The sequence of unrestrained global bailouts began with Mexico in 1995. In this case, the IMF-U.S. lending package was effectively a reward for corrupt and risky bank lending and poor macroeconomic policies. Particularly striking were the massive interventions of the Mexican central bank in an attempt to support the peso. The bank failed and lost billions of dollars in international reserves but did not allow the money supply to contract. Not surprisingly, this policy failed to prevent a sharp devaluation of the currency.

The Mexican bailout kept foreign lenders whole. The mountain of bad bank loans, about 16 percent of gross domestic product, became a liability of Mexican taxpayers. The bailout also did not avoid sharp economic contraction and high inflation—both much worse than in Argentina, which ties its money supply directly to its international reserves.

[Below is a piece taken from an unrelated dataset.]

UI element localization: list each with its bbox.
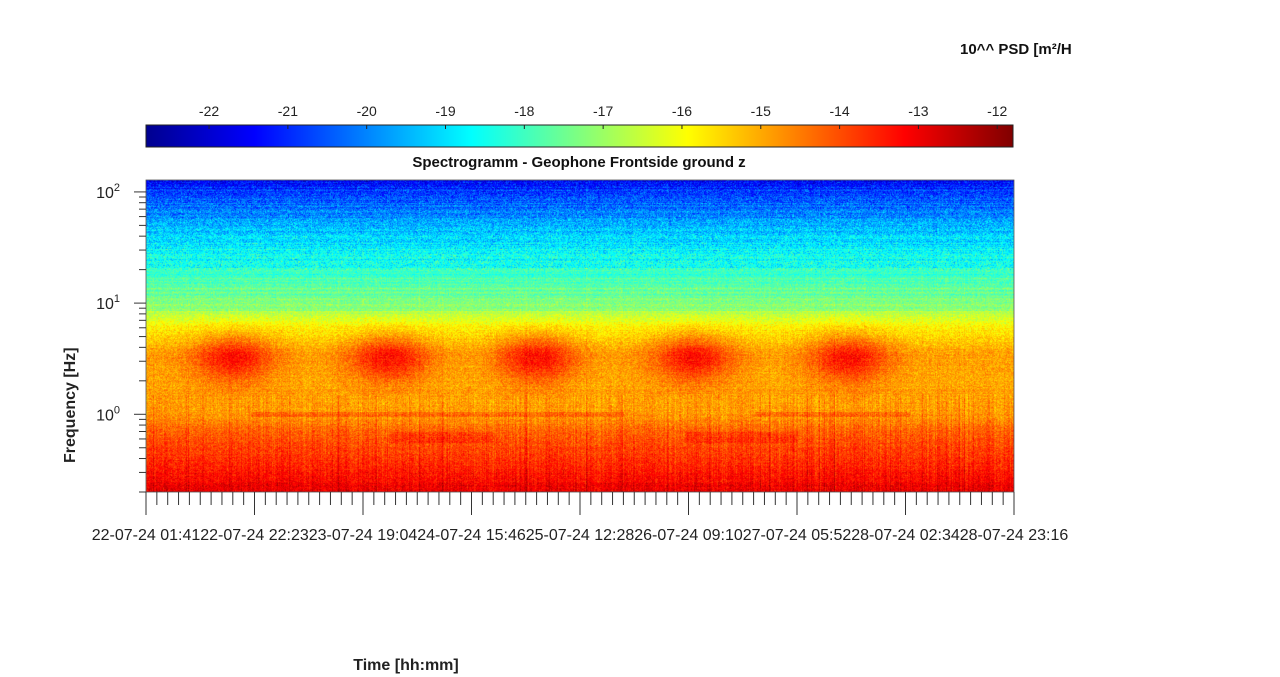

The real shame of the Mexican bailout is that it was judged by many observers to be a success, mainly because the U.S. Treasury got repaid. If, instead, it had properly been labeled as a massive policy blunder, then subsequent unrestrained global bailouts might not have occurred. Countries such as Brazil and Russia would have had the appropriate incentives to implement good policies, instead of knowing that the IMF or the United States would respond to bad policies with showers of money.

One healthy consequence of the recent global financial crisis is the emphasis on increased transparency in financial transactions. In this spirit, the IMF might consider changing its name to the IMH—the Institute for Moral Hazard. Better yet, the IMF could admit that it was insolvent and go out of business.